La poésie dans ce projet est une éducation civique, l’art une leçon renouvelée d’approche pédagogique. Les nouvelles générations que nous cherchons à nourrir par notre exemple ont besoin de grammaires visuelles qui soient dépourvues de barbarisme stylistique. Dans notre cas, le poème de Paul Celan « Aus dem Moorboden » (« Du fond des marécages ») s’imposait comme figure rhétorique pour cette coupole du Concordia, rue Tournefort. La main de la jeunesse devait le mettre en scène. J’ai dirigé la recherche visuelle et le choix des outils, et nous avons ensemble donné vie à une page d’architecture tirée d’une page de papier, passant d’une phase technologique initiale à la phase manuelle : de simples pastels à l’huile pour la couleur.

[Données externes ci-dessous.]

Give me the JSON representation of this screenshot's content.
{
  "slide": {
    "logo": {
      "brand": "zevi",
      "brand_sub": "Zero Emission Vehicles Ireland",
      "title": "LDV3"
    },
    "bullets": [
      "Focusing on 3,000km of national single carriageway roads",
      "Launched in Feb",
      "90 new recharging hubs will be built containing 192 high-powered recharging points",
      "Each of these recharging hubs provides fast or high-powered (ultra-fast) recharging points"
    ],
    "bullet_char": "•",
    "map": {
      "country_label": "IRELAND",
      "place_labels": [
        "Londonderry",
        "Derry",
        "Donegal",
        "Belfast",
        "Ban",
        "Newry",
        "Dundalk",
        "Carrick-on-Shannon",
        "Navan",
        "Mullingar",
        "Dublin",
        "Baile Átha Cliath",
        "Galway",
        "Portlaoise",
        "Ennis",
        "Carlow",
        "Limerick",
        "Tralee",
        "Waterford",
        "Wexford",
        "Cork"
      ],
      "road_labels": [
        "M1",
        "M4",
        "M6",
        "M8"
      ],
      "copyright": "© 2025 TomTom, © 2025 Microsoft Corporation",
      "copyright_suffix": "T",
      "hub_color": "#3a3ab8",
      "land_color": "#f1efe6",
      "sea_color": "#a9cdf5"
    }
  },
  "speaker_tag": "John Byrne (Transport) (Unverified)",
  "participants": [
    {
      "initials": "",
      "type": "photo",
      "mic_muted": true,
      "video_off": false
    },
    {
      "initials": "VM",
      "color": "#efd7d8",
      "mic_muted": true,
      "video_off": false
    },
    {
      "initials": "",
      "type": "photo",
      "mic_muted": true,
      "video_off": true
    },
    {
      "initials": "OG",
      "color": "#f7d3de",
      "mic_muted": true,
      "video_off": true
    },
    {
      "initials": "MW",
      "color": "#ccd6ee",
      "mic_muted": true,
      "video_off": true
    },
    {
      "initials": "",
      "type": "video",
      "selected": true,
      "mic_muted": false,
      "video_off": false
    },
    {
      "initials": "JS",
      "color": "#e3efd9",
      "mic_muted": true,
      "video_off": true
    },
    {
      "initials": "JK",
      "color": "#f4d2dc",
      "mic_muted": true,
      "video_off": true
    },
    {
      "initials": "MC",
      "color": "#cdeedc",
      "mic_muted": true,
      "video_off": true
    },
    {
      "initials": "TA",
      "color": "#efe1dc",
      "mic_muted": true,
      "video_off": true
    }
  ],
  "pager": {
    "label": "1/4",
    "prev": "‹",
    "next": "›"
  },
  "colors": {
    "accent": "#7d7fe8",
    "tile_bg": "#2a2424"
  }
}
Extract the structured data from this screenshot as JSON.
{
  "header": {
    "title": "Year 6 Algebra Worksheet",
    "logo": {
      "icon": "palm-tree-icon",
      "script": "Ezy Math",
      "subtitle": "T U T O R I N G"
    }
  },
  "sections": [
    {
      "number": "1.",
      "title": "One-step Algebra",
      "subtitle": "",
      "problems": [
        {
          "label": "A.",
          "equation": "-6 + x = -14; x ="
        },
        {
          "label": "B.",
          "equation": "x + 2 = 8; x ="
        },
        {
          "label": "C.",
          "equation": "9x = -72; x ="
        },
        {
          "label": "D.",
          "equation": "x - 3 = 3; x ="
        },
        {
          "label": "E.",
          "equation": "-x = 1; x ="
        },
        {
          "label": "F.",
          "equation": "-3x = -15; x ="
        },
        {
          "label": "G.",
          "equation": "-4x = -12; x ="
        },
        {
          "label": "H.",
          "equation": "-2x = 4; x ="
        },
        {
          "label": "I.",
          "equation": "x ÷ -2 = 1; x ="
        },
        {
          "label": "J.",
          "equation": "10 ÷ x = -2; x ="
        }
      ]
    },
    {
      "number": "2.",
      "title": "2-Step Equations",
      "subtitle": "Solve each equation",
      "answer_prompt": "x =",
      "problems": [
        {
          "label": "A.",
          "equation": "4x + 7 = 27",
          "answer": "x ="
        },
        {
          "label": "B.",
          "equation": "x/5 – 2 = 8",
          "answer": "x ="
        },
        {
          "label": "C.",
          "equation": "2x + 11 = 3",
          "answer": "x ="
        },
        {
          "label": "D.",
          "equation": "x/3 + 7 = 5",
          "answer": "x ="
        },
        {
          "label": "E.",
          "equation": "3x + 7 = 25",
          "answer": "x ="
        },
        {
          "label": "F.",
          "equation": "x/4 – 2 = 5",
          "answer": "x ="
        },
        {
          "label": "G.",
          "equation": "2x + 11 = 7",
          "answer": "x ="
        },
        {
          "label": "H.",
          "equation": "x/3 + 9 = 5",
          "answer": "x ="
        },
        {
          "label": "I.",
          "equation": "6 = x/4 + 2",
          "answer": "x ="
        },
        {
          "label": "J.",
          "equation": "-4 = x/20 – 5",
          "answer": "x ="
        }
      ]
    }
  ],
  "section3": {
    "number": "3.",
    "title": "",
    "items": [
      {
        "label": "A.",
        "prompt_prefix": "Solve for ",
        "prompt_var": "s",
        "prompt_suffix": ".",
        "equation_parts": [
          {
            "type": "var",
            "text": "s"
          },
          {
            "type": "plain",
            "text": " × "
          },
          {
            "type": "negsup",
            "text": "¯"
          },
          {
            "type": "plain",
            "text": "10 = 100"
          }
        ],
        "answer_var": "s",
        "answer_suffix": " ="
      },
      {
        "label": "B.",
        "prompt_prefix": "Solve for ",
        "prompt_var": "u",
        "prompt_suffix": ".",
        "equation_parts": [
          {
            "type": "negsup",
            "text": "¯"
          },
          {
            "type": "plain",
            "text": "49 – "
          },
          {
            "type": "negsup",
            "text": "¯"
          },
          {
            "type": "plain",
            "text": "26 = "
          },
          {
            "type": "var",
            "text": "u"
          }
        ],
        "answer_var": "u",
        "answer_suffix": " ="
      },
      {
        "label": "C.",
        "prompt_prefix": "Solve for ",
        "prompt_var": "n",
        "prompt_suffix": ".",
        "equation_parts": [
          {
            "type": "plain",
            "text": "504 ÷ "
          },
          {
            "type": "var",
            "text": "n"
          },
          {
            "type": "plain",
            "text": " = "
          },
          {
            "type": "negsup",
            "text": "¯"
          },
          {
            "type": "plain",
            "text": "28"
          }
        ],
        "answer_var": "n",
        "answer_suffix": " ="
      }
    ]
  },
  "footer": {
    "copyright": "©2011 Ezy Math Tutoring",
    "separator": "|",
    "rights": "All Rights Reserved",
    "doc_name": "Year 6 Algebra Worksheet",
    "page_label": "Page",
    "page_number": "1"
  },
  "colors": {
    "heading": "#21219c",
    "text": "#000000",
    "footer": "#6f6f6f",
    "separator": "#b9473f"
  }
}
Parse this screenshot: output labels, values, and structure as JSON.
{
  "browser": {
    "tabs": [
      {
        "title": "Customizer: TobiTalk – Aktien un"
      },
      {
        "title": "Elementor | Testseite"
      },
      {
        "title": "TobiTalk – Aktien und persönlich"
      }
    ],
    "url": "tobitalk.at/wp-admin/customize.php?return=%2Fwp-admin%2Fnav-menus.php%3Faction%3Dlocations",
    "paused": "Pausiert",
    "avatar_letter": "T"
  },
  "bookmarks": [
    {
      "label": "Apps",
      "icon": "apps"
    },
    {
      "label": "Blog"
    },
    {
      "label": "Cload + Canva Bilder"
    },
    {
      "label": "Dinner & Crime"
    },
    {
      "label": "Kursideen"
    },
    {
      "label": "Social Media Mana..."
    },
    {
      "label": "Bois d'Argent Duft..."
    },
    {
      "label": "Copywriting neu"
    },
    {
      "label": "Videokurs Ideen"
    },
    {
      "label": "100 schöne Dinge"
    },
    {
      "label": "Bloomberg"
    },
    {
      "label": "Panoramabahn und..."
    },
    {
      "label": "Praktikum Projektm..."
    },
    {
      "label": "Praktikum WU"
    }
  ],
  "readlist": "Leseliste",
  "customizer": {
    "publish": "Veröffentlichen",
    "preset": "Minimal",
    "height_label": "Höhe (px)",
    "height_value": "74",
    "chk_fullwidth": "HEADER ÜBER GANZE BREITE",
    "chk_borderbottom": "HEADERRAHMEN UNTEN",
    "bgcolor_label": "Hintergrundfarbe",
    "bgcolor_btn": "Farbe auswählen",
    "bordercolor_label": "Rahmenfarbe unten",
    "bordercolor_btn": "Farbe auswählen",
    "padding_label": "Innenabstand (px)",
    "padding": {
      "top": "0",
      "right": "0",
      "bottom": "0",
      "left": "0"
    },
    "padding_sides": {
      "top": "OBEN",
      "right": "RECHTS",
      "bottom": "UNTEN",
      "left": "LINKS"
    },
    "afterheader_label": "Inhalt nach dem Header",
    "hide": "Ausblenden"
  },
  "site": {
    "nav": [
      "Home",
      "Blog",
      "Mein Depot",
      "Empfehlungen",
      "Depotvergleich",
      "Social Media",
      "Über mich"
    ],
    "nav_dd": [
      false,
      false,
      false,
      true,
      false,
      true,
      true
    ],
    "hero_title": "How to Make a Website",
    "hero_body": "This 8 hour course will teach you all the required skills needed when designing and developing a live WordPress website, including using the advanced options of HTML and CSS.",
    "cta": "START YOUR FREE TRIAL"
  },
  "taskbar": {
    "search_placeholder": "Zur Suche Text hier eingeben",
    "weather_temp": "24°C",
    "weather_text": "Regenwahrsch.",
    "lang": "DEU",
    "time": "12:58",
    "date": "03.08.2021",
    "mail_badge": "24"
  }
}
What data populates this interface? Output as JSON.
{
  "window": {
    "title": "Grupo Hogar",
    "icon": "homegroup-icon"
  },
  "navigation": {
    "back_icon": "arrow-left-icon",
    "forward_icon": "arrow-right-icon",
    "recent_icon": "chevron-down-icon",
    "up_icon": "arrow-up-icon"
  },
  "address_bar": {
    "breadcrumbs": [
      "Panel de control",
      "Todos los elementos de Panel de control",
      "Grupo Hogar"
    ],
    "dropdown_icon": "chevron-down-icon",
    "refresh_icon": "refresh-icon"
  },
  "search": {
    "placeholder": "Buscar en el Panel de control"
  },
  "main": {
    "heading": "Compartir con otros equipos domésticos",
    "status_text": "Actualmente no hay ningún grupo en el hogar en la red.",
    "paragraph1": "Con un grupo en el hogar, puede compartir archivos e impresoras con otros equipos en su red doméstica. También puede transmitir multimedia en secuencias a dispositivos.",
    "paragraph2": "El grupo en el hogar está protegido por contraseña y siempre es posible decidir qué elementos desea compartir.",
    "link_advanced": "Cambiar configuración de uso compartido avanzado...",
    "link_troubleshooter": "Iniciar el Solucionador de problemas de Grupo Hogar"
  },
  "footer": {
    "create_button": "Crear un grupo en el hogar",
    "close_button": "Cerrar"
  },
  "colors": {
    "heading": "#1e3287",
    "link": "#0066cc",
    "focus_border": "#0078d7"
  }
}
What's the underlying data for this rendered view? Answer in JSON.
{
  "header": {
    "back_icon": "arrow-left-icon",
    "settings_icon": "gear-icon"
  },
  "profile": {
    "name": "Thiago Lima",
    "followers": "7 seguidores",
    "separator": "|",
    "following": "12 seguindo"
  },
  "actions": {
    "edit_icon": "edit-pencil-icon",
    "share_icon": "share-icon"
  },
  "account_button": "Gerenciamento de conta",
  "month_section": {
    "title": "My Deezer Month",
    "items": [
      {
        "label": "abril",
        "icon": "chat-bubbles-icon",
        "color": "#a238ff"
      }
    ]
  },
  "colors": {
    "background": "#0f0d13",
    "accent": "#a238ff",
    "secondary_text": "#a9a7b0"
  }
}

La valeur ajoutée de ce projet, c’est qu’il est né au temps du Covid : un projet urgent, inscrit parmi des modes d’apprentissage incapables de prendre en compte le déluge visuel où notre regard se noie. Les jeunes ont besoin de comportements exemplaires, de connaître des vies qui ont su chérir la parole et le geste. L’engagement d’un artiste-enseignant, c’est cela : entraîner vers l’exemplarité. L’œuvre naît comme la musique naît d’un orchestre, où chaque instrumentiste a la même importance.
Ce ciel de mots étoilés, cet encrier inversé, a été possible parce que l’école s’interroge aujourd’hui sur de nouveaux langages pédagogiques ; surtout, parce que les deux institutions protagonistes de cette aventure ont dans leur histoire une tradition prestigieuse de questionnement des connaissances.